====================================
:octicon:`report` What's New in v0.5
====================================

fairseq2 v0.5 represents a major milestone with significant improvements across
the entire toolkit. This release focuses on simplifying user onboarding,
enhancing performance, and expanding integration capabilities.

🚀 **Recipe Authoring & User Experience**
=========================================

**Simplified Recipe APIs**
    Significant overhaul and simplification of recipe authoring APIs to ease
    onboarding to fairseq2 and make fairseq2 features more discoverable to new users.
    The new APIs provide a more intuitive and streamlined experience for both
    beginners and advanced users.

**Enhanced Discoverability**
    fairseq2 features are now more discoverable, with improved documentation,
    better API organization, and clearer examples to help users get started quickly.

🤖 **New Model Support**
========================

**Qwen 2.5 & Qwen 3 Models**
    Parity-checked implementations of dense Qwen 2.5 and Qwen 3 models have been
    added, expanding the range of state-of-the-art language models available in fairseq2.

**New Language Model Pretraining Recipe**
    Implementation of a new language model pretraining recipe, parity-checked by a
    LLaMA-3 8B - 1T DCLM Baseline run.
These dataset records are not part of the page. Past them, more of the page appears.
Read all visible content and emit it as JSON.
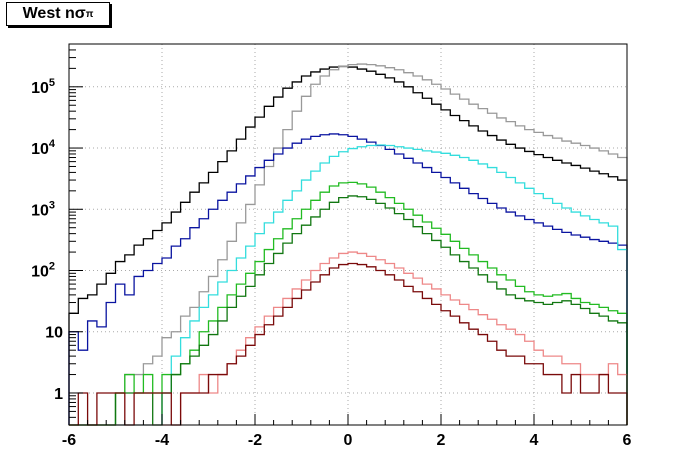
{
  "title": {
    "main": "West n",
    "symbol": "σ",
    "subscript": "π"
  },
  "chart_data": {
    "type": "histogram-step",
    "title": "West nσπ",
    "xlabel": "",
    "ylabel": "",
    "xlim": [
      -6,
      6
    ],
    "ylim": [
      0.3,
      500000
    ],
    "log_y": true,
    "grid": true,
    "x_ticks": [
      "-6",
      "-4",
      "-2",
      "0",
      "2",
      "4",
      "6"
    ],
    "y_ticks": [
      {
        "value": 1,
        "base": "1",
        "exp": ""
      },
      {
        "value": 10,
        "base": "10",
        "exp": ""
      },
      {
        "value": 100,
        "base": "10",
        "exp": "2"
      },
      {
        "value": 1000,
        "base": "10",
        "exp": "3"
      },
      {
        "value": 10000,
        "base": "10",
        "exp": "4"
      },
      {
        "value": 100000,
        "base": "10",
        "exp": "5"
      }
    ],
    "bin_width": 0.2,
    "x": [
      -5.9,
      -5.7,
      -5.5,
      -5.3,
      -5.1,
      -4.9,
      -4.7,
      -4.5,
      -4.3,
      -4.1,
      -3.9,
      -3.7,
      -3.5,
      -3.3,
      -3.1,
      -2.9,
      -2.7,
      -2.5,
      -2.3,
      -2.1,
      -1.9,
      -1.7,
      -1.5,
      -1.3,
      -1.1,
      -0.9,
      -0.7,
      -0.5,
      -0.3,
      -0.1,
      0.1,
      0.3,
      0.5,
      0.7,
      0.9,
      1.1,
      1.3,
      1.5,
      1.7,
      1.9,
      2.1,
      2.3,
      2.5,
      2.7,
      2.9,
      3.1,
      3.3,
      3.5,
      3.7,
      3.9,
      4.1,
      4.3,
      4.5,
      4.7,
      4.9,
      5.1,
      5.3,
      5.5,
      5.7,
      5.9
    ],
    "series": [
      {
        "color": "#000000",
        "values": [
          20,
          35,
          40,
          60,
          90,
          140,
          180,
          260,
          330,
          450,
          600,
          900,
          1300,
          1900,
          2700,
          4000,
          6000,
          9000,
          14000,
          22000,
          32000,
          48000,
          68000,
          95000,
          120000,
          150000,
          175000,
          195000,
          210000,
          215000,
          210000,
          195000,
          180000,
          160000,
          140000,
          120000,
          100000,
          80000,
          65000,
          52000,
          42000,
          34000,
          28000,
          23000,
          19000,
          16000,
          13500,
          11500,
          10000,
          8800,
          7800,
          7000,
          6300,
          5700,
          5200,
          4700,
          4200,
          3800,
          3400,
          3000
        ]
      },
      {
        "color": "#999999",
        "values": [
          0.3,
          0.3,
          0.3,
          0.3,
          0.3,
          1,
          2,
          2,
          3,
          4,
          8,
          10,
          18,
          25,
          45,
          80,
          150,
          300,
          600,
          1200,
          2500,
          5000,
          10000,
          20000,
          40000,
          70000,
          110000,
          150000,
          190000,
          215000,
          230000,
          235000,
          230000,
          220000,
          205000,
          190000,
          170000,
          150000,
          130000,
          110000,
          92000,
          76000,
          63000,
          52000,
          44000,
          37000,
          31000,
          27000,
          23000,
          20000,
          18000,
          16000,
          14500,
          13000,
          12000,
          11000,
          10000,
          9000,
          8000,
          7000
        ]
      },
      {
        "color": "#0a14a0",
        "values": [
          10,
          5,
          15,
          12,
          30,
          60,
          40,
          80,
          100,
          130,
          160,
          250,
          330,
          500,
          700,
          1000,
          1400,
          1900,
          2600,
          3500,
          4800,
          6300,
          8000,
          10000,
          12000,
          14000,
          15500,
          16500,
          17000,
          16500,
          15500,
          14000,
          12500,
          11000,
          9500,
          8000,
          6800,
          5700,
          4800,
          4000,
          3300,
          2700,
          2200,
          1800,
          1500,
          1250,
          1050,
          900,
          780,
          680,
          600,
          530,
          470,
          420,
          380,
          350,
          320,
          300,
          280,
          260
        ]
      },
      {
        "color": "#33dddd",
        "values": [
          0.3,
          0.3,
          0.3,
          0.3,
          0.3,
          0.3,
          0.3,
          0.3,
          0.3,
          0.3,
          1,
          4,
          8,
          15,
          25,
          40,
          65,
          100,
          160,
          250,
          400,
          600,
          900,
          1400,
          2000,
          3000,
          4200,
          5700,
          7300,
          8700,
          9800,
          10500,
          11000,
          11200,
          11000,
          10500,
          10000,
          9500,
          9000,
          8600,
          8200,
          7600,
          7000,
          6300,
          5500,
          4800,
          4000,
          3300,
          2700,
          2200,
          1800,
          1500,
          1250,
          1050,
          900,
          780,
          680,
          600,
          530,
          220
        ]
      },
      {
        "color": "#22bb22",
        "values": [
          0.3,
          0.3,
          0.3,
          0.3,
          0.3,
          1,
          2,
          1,
          2,
          1,
          2,
          2,
          3,
          5,
          10,
          15,
          25,
          40,
          60,
          90,
          140,
          220,
          330,
          480,
          700,
          1000,
          1400,
          1900,
          2400,
          2700,
          2750,
          2600,
          2300,
          1900,
          1550,
          1250,
          1000,
          800,
          620,
          490,
          390,
          300,
          230,
          180,
          140,
          110,
          85,
          70,
          55,
          45,
          40,
          38,
          40,
          42,
          35,
          30,
          28,
          25,
          22,
          20
        ]
      },
      {
        "color": "#117711",
        "values": [
          0.3,
          0.3,
          0.3,
          0.3,
          0.3,
          1,
          1,
          1,
          1,
          0.3,
          1,
          2,
          3,
          4,
          6,
          9,
          15,
          25,
          38,
          55,
          85,
          130,
          190,
          280,
          400,
          550,
          750,
          1000,
          1300,
          1550,
          1650,
          1600,
          1450,
          1250,
          1050,
          850,
          680,
          520,
          400,
          310,
          240,
          180,
          140,
          110,
          85,
          65,
          50,
          40,
          35,
          32,
          30,
          28,
          30,
          32,
          28,
          24,
          20,
          18,
          15,
          14
        ]
      },
      {
        "color": "#ee8888",
        "values": [
          0.3,
          0.3,
          0.3,
          0.3,
          0.3,
          0.3,
          0.3,
          0.3,
          0.3,
          0.3,
          0.3,
          0.3,
          1,
          1,
          2,
          1,
          2,
          3,
          5,
          8,
          12,
          18,
          25,
          35,
          50,
          70,
          100,
          130,
          160,
          190,
          200,
          190,
          170,
          150,
          130,
          110,
          90,
          75,
          60,
          50,
          40,
          33,
          28,
          23,
          19,
          16,
          13,
          11,
          9,
          7,
          5,
          4,
          4,
          3,
          3,
          2,
          2,
          2,
          3,
          2
        ]
      },
      {
        "color": "#7a0a0a",
        "values": [
          0.3,
          1,
          0.3,
          1,
          1,
          1,
          0.3,
          1,
          1,
          1,
          1,
          0.3,
          1,
          1,
          1,
          2,
          2,
          3,
          4,
          6,
          9,
          13,
          18,
          25,
          35,
          48,
          65,
          85,
          110,
          125,
          130,
          125,
          115,
          100,
          85,
          70,
          55,
          45,
          35,
          28,
          22,
          18,
          14,
          11,
          9,
          7,
          5,
          4,
          4,
          3,
          3,
          2,
          2,
          1,
          2,
          1,
          1,
          2,
          1,
          1
        ]
      }
    ]
  }
}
This provides a robust foundation for
    training large language models from scratch.

🔗 **Hugging Face Integration**
===============================

**Native Checkpoint Support**
    Native support for reading and writing Hugging Face checkpoints for models that
    implement necessary integration APIs, enabling easier leverage of the Hugging Face
    ecosystem during async evaluation jobs (*e.g.*, vLLM) within fairseq2 training.

**Hugging Face Tokenizers**
    Native support for Hugging Face tokenizers across all relevant fairseq2 APIs,
    providing seamless integration with the broader NLP ecosystem.

**Asset Cards with HF Hub**
    Asset Cards now support the "hf://" scheme to download models, tokenizers, and
    datasets directly from the Hugging Face Hub, making it easier to work with
    community models and datasets.

📊 **Data Processing & Batching**
=================================

**Unified Batching APIs**
    Consolidation of padded and packed batching APIs under a single :ref:`batch_layout` type.
    All ``fairseq2.nn`` modules are updated to handle both modes consistently, simplifying
    data processing workflows.

**High-Performance Data Pipeline**
    A new high-performance C++-based data pipeline packing operation specifically
    designed for language model pretraining jobs, significantly improving data
    throughput and training efficiency.

⚡ **Performance & Memory Optimizations**
=========================================

**Flash3 Attention Support**
    Support for (varlen) flash3 attention, with ``torch.compile`` integration, providing
    state-of-the-art attention performance and memory efficiency.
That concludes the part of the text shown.